Jonathan Sumption

The first iron curtain

Religious tradition has defined human societies and shaped their habits of mind more strongly than any other factor. It still does, even in communities which have lost their collective belief in God. Indifference to formal creeds may be common to the governing elites of most countries, and in Europe to their electorates as well. Yet the world is still living with the consequences of centuries of mutual hostility and incomprehension among the three great monotheistic religions of the Mediterranean.

The sudden birth of Islam and its rapid and violent spread through North Africa and the Middle East in the seventh century shattered the political and intellectual certainties of Europe more completely than the Germanic invaders of the Roman empire had ever done. The ‘barbarians’ from the north had been drawn by the wealth and prestige of the empire, and were absorbed, civilised, Christianised by their victims within a few generations of their arrival. The Islamic conquests were quite different. Here were conquerors with certainties of their own.
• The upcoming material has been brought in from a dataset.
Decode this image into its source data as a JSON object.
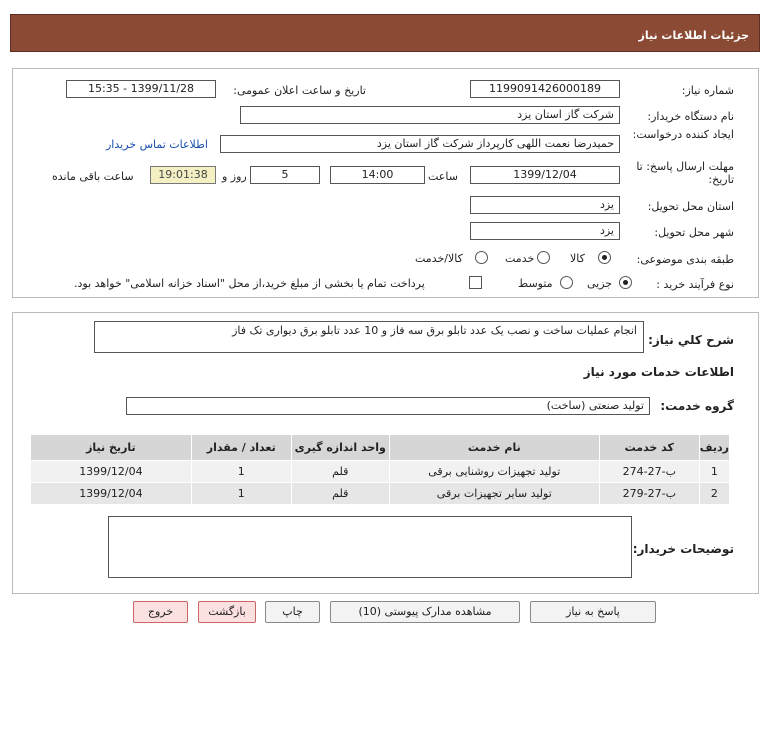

The only civilisations which they absorbed were those, like the Persian, which they converted to Islam. The unity of the Mediterranean world, which had been the dominant geographical fact of the ancient world, was broken for 12 centuries until the colonial empires re-established it on European terms in the age of Napoleon and Kitchener. For most of the intervening ages, an iron curtain divided the self-contained world of Islam from Christian societies.

The chinks and gaps in the curtain are the subject of Richard Fletcher’s interesting extended essay on cross and crescent in the Middle Ages. Much of his material is familiar, but he has a graceful way with words and ideas, and brings plenty of ideas of his own to his vast theme.